READ ON: Literature once again rears its lofty head when Poetry in Action (POG) presents a reading by writers Lisa Cooper and Lydia Davis.

A Tucsonan, Cooper has published work in Hambone, Talisman, Jackleg and several other literary magazines. Her book, The Ballad in Memory, was published by Chax Press in 1992. Cooper totes an MFA from the UA Creative Writing Program, and is a longtime activist in the local literary scene.

Davis has received NEA and Ingram Merrill fellowships, and a Whiting Writers' Award, for her fiction and translations. Most recently, she landed the Lila Wallace-Reader's Digest Writer's Award. She lives in New York and teaches at Bard College. Among her many books are The End of the Story, Break it Down and Almost No Memory, and she's translated more than 25 books, including works by Sartre, Maurice Blanchot, Michel Butor and Georges Simenon.
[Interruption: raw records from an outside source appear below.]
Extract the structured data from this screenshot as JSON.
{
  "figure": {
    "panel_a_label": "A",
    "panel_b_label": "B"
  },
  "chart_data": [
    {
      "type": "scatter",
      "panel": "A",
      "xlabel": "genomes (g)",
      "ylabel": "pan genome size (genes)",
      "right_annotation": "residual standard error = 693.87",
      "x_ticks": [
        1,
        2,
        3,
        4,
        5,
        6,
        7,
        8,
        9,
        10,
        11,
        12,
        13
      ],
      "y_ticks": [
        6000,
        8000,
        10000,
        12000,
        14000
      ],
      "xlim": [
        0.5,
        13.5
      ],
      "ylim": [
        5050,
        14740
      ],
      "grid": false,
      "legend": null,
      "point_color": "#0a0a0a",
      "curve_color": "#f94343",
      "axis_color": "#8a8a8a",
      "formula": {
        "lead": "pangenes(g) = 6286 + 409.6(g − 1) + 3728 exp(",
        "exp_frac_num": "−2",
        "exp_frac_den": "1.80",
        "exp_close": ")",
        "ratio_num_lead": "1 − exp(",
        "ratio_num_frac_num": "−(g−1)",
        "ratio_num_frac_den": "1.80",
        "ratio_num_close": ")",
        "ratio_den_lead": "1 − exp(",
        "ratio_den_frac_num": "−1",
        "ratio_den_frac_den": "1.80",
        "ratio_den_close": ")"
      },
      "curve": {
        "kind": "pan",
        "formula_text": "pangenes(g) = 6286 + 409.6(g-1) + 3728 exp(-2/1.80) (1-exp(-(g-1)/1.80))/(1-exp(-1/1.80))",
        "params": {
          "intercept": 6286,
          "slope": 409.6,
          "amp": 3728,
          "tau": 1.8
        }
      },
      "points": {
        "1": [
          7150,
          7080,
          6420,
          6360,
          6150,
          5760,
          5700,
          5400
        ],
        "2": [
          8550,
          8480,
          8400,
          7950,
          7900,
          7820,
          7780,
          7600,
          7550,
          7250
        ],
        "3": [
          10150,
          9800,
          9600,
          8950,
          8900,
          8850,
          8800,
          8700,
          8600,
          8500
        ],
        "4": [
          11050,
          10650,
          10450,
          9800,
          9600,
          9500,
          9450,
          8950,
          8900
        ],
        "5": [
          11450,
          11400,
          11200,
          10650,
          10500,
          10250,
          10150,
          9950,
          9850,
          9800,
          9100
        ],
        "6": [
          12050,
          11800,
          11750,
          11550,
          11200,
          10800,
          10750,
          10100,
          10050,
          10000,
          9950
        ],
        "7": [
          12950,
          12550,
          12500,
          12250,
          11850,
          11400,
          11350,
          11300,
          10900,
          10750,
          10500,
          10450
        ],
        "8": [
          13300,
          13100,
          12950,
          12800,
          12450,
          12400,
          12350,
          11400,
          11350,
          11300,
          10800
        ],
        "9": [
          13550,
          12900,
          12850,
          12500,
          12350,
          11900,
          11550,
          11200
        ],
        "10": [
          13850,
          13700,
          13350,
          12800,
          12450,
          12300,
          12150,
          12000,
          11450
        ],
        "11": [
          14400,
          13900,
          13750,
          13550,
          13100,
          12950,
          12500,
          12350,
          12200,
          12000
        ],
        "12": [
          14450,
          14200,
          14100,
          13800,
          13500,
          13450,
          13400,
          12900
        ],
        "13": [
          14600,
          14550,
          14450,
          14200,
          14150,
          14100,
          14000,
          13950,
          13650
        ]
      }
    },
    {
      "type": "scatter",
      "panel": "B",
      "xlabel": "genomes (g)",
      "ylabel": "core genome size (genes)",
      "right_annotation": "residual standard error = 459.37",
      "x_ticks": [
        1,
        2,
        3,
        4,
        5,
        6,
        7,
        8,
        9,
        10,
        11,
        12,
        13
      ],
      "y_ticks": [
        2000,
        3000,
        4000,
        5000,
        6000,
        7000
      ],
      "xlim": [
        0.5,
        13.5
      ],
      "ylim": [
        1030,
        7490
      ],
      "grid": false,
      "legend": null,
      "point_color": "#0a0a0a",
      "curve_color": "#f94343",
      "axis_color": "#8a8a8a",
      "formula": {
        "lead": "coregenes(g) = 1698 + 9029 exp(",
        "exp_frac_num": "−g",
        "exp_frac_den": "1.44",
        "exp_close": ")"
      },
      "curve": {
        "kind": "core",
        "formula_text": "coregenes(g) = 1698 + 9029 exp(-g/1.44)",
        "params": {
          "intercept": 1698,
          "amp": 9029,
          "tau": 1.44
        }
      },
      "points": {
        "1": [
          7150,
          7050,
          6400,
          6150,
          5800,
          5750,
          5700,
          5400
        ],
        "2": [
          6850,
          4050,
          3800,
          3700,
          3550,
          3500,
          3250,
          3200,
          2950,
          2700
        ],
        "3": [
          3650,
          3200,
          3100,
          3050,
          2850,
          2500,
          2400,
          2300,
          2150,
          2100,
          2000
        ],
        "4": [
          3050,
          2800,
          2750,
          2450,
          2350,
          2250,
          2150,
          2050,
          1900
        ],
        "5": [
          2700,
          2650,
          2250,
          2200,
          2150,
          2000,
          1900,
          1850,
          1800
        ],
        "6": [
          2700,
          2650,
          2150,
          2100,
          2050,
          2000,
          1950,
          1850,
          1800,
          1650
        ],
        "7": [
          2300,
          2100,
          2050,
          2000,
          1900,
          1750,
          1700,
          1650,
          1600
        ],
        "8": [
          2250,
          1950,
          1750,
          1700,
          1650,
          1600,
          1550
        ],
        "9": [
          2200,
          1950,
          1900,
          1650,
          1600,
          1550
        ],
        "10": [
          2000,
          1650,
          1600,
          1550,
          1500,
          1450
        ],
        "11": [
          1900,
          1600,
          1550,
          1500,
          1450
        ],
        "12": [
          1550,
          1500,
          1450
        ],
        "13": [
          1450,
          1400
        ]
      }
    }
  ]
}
Free event is 7 p.m. Saturday, April 11, in the Mat Bevel Institute, 530 N. Stone Ave. For details, call 620-1626.

RIVERS RUN THROUGH IT: Arizona's rivers begin high in the mountains, and many quickly become crucial wildlife corridors. Now author Barbara Tellman explains how Hohokam farmers, Spanish horsemen, Anglo prospectors, ditch diggers, flood controllers and land speculators all altered these precious water supplies, usually for their own short-sighted interests.

Free lecture is 7:30 p.m. Wednesday, April 15, in the UA Water Resources Research Center, 350 N. Campbell Ave. Call 628-7609 for details.

TWO-STEPPERS: The romantic pas de deux and partnering from classic ballet to modern dance will be explored when the PCC Center for the Arts presents It Takes Two, the final installment of its Inside Dance multi-media series. Screenings will include Pepita's Don Quixote and Balanchine's Agon and The Four Temperaments.